I am trying to write a regex which will detect/match URLs ending with 2, 3 & 4 letter file extensions (eg - .py, .txt, xlsx and the numerous other known file extensions) . I used the regex Splunk search:
|regex field url=".*[a-zA-Z]{2-4}$"
but this will match URLs like www.liverpoolfc.com which does not end with file extensions.
Also tried with this regex:
| regex url="//.+?/.+?.$"
Which will look for the http: or https: then two "/" followed by the top level domain and one "/" followed by any stream of character and ending with 2 to 4 letter word, but this is not giving the correct results, its omitting few URLs which have multiple "/" in the full URL path, any better suggestions ?

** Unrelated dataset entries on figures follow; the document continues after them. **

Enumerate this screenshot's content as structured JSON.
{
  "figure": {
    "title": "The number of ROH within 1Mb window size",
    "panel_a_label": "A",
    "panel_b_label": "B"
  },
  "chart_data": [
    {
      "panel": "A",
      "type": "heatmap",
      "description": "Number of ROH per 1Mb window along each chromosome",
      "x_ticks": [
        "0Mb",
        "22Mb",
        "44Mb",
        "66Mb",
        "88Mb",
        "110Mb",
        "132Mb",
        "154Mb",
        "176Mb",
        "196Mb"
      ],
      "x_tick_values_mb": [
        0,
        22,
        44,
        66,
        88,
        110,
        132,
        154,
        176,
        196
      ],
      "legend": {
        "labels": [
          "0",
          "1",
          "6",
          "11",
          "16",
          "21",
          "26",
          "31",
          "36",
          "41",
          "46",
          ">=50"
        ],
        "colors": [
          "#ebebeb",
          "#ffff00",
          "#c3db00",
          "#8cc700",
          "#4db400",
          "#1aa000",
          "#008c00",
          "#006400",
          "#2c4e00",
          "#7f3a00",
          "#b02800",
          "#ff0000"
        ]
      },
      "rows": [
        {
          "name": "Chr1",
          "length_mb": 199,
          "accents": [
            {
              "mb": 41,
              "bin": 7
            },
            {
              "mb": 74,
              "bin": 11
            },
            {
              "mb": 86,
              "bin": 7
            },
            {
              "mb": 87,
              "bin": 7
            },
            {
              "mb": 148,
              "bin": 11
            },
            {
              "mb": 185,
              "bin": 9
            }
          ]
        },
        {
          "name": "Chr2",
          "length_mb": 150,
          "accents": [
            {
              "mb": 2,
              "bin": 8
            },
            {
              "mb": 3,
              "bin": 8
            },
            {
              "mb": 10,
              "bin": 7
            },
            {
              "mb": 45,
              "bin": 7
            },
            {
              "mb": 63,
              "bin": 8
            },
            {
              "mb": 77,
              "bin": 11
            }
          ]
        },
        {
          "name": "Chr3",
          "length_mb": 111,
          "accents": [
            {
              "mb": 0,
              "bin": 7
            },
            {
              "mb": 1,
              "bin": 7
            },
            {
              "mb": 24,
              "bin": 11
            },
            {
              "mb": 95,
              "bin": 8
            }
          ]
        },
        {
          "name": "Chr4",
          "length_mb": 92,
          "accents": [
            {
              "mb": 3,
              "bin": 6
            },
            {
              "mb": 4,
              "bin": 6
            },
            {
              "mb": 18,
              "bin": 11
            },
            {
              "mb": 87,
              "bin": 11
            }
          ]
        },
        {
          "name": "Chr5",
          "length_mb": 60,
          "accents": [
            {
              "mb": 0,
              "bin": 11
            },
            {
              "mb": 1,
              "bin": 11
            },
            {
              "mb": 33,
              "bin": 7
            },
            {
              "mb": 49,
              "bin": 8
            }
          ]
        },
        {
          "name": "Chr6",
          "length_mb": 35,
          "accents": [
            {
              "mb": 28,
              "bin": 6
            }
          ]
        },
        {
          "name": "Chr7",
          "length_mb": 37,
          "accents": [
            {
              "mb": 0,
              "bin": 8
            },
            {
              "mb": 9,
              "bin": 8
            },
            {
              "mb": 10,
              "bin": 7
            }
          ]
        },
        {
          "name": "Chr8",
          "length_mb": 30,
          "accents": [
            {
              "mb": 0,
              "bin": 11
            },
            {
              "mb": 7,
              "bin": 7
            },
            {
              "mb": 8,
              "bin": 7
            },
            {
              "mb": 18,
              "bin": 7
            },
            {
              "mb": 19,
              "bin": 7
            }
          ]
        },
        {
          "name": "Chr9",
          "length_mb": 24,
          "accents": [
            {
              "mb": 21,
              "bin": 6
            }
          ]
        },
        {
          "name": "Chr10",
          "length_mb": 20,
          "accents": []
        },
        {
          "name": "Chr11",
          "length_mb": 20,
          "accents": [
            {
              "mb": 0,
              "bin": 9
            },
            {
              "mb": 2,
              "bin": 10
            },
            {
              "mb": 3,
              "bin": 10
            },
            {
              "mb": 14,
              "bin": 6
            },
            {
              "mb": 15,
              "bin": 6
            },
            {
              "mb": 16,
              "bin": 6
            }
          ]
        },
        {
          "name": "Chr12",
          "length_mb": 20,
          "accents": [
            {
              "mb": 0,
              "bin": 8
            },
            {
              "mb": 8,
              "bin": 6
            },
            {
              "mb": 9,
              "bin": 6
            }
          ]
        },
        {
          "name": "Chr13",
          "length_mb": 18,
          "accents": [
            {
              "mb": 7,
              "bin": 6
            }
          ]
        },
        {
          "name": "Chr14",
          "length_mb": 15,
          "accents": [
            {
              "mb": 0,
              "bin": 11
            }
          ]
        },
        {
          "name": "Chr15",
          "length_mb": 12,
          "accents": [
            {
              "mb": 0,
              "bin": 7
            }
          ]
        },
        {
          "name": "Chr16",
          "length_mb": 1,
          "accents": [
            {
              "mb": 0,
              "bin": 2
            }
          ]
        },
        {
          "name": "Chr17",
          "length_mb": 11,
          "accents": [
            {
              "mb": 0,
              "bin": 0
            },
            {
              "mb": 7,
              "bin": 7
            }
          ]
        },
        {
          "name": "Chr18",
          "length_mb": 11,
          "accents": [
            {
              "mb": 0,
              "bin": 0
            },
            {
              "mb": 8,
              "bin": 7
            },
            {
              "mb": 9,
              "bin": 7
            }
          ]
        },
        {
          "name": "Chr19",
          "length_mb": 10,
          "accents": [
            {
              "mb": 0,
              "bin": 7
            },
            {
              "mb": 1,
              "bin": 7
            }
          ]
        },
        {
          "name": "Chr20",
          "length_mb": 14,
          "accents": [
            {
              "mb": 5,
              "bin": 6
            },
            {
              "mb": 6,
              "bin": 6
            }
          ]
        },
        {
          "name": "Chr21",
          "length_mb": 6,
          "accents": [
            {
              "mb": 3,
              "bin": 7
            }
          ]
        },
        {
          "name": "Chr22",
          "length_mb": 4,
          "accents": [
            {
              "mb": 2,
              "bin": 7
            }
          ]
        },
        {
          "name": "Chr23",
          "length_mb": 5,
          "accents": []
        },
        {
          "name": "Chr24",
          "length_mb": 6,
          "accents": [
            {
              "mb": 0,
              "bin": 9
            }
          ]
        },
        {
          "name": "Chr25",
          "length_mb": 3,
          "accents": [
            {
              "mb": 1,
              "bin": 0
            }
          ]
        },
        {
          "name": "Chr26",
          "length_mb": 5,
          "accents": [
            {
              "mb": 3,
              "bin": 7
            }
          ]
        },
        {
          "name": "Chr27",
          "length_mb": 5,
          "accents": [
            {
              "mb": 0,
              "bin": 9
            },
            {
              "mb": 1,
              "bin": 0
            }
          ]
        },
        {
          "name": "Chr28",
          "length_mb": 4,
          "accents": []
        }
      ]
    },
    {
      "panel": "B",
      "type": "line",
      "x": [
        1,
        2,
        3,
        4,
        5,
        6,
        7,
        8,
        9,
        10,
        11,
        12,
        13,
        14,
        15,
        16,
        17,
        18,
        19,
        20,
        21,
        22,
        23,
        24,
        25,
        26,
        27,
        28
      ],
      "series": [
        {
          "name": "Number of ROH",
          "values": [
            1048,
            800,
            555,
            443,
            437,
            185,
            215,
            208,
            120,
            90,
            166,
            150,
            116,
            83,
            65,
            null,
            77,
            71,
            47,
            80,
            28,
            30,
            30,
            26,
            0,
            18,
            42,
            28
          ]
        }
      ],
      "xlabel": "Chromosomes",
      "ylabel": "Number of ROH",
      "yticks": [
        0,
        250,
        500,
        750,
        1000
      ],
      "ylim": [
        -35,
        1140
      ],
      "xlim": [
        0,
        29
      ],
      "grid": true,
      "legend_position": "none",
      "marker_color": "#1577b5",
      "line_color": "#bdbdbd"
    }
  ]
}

Below is a sample set of URLs that I used as a reference:
http://www.liverpoolfc.com
http://www.blackberry.com
http://www.lflogistics.com/sites/default/files/news/lflstc.pdf
https://www.abc.com/tiny/7uwi2
https://download.abc.com/download/ep/FE-90CRC000-28.zip
http://www3.abce.hk/listedco/listconews/SEHK/2019/0521/LTN20190521894.pdf
https://www.abc.com/review/www.xyz-center.com
https://xyz.abc.com/abc-voyager.php
http://wealthbriefing.com/forms/view.php?id=1456762⪙ement_34=saint.xyz@gmail.com
Like this:
... |regex url="^https?:\/\/.*[\\\/].+\.[a-zA-Z]{2,4}$"
Hi @jkumarr2 ,
I would use something like this:
... your search ...
| regex url="(https?:\/\/)?([A-Za-z0-9\-]+)?\.([A-Za-z0-9\-]+)\.([A-Za-z0-9\-]+)(\/?.*\/(.+\.[A-Za-z]{2,3})$)"
or maybe:
... your search ...
| regex url=".*\/\/[^\/]+\/?.*\/.*\.[A-Za-z]{2,3}"
Hi jkumarr2,
try this one
(?P<URL>[^ ]*\.\w*)$
You can test it at https://regex101.com/r/2syl1Z/1
Bye.
Giuseppe